Reading this, you might feel a pang. "I wish I had that." Or "We used to do that." The truth is, there will never be a perfect time. The money will never feel abundant enough. The calendar will never feel empty enough. The kids will always need something. The job will always demand more.
But here is the secret that older women tell younger ones: The trips you take with your girlfriends are the ones you will replay on your deathbed. Not the promotions. Not the renovations. The feeling of sun on your shoulders and your best friend’s head on your shoulder.
So, send the text today. Start the group chat. Pick a weekend in August—even just two nights. Even a staycation in a local hotel with a pool. It doesn’t have to be Bali. It has to be together. summer holiday memories with the ladies special
Let’s be real. Planning a trip with multiple women can be a logistical nightmare. Schedules conflict. Budgets differ. Personalities clash. Someone is a control freak; someone is chronically late.
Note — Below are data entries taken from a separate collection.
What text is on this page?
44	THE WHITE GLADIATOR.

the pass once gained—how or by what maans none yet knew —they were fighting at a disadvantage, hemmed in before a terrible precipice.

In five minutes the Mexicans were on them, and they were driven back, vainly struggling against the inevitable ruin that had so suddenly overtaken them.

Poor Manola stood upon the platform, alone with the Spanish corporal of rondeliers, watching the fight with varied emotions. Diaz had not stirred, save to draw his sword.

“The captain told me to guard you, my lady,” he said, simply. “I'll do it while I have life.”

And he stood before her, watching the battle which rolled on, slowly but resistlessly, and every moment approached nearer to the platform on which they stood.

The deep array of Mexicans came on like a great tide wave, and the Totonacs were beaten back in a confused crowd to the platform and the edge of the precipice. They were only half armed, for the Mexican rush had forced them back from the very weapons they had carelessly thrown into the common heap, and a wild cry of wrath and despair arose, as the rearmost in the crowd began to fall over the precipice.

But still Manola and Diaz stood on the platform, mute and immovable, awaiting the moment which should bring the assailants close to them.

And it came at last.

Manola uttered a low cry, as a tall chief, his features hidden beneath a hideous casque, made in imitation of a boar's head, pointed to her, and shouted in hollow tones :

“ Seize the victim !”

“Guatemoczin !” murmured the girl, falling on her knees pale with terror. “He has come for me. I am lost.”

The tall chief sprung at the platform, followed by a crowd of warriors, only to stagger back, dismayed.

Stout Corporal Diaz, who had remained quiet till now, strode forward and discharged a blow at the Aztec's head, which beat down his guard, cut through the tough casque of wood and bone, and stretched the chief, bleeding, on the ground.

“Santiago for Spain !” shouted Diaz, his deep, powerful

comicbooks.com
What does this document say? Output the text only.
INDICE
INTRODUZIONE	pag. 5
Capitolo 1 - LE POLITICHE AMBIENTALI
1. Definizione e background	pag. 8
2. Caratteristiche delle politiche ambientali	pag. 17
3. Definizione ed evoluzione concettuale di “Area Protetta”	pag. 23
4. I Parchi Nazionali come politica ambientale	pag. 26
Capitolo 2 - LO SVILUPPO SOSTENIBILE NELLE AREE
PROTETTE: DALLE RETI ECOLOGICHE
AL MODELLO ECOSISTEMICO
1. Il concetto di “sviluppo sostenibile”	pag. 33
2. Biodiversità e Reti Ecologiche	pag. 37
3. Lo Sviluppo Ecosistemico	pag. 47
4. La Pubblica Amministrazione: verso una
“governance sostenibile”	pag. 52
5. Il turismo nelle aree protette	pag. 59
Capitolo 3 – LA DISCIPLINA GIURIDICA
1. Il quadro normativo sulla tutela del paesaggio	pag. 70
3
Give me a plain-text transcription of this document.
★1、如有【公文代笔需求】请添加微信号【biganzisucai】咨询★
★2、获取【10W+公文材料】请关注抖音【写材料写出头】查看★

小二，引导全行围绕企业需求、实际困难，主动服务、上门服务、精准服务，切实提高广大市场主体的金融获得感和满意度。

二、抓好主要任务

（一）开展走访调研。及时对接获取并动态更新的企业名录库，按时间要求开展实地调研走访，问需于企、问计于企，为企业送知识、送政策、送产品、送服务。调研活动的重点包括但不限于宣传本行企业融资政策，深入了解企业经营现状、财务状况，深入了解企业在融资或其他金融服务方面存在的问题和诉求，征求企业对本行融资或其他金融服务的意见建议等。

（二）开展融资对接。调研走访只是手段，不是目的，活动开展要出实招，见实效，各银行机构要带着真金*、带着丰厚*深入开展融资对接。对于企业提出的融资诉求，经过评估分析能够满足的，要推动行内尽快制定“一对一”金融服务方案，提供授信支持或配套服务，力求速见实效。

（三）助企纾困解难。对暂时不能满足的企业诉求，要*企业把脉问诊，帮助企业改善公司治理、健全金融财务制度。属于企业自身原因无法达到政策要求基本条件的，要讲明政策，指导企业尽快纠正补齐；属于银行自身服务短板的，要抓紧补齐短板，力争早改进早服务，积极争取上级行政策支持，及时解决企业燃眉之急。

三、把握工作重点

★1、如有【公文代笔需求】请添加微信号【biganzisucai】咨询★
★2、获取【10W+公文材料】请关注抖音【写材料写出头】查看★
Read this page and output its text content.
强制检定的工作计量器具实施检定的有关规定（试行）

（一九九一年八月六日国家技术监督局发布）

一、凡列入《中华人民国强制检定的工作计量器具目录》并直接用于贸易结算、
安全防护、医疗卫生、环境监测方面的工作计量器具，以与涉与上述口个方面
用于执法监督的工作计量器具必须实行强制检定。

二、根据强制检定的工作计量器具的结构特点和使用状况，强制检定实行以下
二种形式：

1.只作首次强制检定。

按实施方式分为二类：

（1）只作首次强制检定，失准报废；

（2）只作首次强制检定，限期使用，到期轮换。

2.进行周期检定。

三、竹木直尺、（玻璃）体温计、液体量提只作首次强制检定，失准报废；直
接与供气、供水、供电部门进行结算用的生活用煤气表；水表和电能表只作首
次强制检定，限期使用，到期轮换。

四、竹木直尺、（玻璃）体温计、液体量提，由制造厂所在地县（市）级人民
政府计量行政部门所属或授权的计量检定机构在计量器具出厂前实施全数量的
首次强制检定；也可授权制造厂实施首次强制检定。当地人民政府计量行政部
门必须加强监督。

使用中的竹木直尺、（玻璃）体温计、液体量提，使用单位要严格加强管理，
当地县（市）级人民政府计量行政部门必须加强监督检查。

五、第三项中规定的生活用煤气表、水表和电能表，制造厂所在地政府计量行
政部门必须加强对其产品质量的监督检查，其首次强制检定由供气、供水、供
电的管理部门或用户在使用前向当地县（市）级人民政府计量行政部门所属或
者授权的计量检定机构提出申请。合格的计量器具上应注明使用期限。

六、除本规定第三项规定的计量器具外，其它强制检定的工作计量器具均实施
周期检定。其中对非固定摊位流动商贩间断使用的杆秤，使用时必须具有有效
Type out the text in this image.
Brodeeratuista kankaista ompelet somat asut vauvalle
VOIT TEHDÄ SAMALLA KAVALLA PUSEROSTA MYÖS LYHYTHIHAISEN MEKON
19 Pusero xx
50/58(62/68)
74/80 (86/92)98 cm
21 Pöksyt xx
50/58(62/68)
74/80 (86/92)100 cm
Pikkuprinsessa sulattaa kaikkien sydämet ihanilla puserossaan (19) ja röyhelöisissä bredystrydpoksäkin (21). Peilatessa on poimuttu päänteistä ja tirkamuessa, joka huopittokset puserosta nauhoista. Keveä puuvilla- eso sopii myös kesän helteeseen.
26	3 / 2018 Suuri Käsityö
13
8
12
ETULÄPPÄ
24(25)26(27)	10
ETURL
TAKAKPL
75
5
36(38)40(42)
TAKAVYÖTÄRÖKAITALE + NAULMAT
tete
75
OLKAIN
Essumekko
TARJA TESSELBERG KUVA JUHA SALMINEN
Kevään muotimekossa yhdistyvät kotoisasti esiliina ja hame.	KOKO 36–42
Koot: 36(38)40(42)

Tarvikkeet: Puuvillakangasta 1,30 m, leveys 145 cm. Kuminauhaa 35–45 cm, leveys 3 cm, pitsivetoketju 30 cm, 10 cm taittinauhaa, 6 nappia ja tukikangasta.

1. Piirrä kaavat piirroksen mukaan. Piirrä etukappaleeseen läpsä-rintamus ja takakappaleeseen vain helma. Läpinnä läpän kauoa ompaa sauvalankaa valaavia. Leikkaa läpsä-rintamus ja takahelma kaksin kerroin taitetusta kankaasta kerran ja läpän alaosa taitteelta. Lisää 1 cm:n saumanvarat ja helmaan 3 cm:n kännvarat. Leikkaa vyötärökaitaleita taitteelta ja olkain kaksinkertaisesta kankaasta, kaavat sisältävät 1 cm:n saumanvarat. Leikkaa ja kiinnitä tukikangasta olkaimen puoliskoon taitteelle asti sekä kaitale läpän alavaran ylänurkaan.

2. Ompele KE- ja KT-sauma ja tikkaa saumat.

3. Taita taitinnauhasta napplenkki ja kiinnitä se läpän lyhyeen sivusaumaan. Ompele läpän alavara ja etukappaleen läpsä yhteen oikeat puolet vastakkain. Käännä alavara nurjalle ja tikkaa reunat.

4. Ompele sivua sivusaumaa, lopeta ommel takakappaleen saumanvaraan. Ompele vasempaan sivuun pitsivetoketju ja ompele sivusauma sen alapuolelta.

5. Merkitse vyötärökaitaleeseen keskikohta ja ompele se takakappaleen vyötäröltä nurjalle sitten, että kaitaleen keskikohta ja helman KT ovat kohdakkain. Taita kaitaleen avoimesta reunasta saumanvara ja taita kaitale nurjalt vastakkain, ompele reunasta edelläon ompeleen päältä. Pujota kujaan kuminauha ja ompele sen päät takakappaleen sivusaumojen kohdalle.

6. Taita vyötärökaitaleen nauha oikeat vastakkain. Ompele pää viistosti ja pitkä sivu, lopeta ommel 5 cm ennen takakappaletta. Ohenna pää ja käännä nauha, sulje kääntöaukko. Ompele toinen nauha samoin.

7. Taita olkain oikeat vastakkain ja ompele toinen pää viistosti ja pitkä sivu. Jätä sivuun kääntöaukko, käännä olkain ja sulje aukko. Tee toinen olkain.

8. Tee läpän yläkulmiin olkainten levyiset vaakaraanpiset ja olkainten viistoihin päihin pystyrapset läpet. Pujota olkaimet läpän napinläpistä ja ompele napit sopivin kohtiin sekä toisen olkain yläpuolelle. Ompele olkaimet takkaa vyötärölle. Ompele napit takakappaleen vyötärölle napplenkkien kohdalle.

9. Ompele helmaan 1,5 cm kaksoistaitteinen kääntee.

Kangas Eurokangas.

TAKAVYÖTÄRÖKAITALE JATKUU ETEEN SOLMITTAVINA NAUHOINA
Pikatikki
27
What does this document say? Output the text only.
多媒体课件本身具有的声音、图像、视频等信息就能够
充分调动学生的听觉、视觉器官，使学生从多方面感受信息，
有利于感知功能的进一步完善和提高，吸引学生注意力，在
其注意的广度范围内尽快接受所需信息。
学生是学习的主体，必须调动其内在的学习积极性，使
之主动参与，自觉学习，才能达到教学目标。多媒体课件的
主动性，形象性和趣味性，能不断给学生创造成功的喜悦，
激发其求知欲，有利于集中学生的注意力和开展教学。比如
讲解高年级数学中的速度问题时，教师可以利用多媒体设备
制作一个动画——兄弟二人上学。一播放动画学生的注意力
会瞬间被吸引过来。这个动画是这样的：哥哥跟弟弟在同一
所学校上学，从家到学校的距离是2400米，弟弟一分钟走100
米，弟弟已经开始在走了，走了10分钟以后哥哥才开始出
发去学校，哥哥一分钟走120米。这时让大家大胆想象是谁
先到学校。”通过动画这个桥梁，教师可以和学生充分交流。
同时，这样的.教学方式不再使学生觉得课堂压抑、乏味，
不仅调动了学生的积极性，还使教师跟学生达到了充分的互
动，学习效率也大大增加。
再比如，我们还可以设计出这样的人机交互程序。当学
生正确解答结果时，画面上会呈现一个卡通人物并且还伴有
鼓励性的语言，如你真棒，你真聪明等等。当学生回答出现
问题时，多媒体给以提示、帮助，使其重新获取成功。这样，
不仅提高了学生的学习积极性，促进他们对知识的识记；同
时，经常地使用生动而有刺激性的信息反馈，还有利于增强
Here is your survival guide:
When the trip ends, how do you keep the memory alive? Reading this, you might feel a pang
When you search your mind for "summer holiday memories with the ladies special," certain snapshots appear like a scrapbook. Here are the classics:
The Airport Fashion Parade You agreed to "travel comfortably," but somehow your friend looks like a J.Crew model in cashmere joggers while you resemble a lost hiker. You pose for an Instagram carousel anyway. The lighting is terrible. You post it anyway. When you search your mind for "summer holiday
The First Swim of the Trip Squealing as your toes hit the cold water. Someone loses a sunglass. Someone does a cannonball that drenches the woman reading a novel ten feet away. You don’t care. The salt water and the sun feel like baptism.
The Communal Closet "Can I borrow your hat?" turns into a full-scale fashion show. You try on each other's outfits, jewelry, and sunscreen. By day three, you aren't sure whose suitcase is whose. It doesn't matter. What’s hers is yours.
The Meal That Lasts Four Hours Lunch becomes dinner. Dinner becomes dancing. The wine flows. Stories get louder. You revisit old boyfriends, old jobs, and old wounds—but now they seem funny. Distance has given you grace. The waiter brings the check three times; you ignore him three times.
The Departure Day Melancholy Sitting at the airport gate, tired and tan, swapping phone photos. "Remember when…" you start ten sentences, all ending in laughter. You already miss them, even though they are sitting right next to you. That bittersweet ache is the sign of a trip well spent.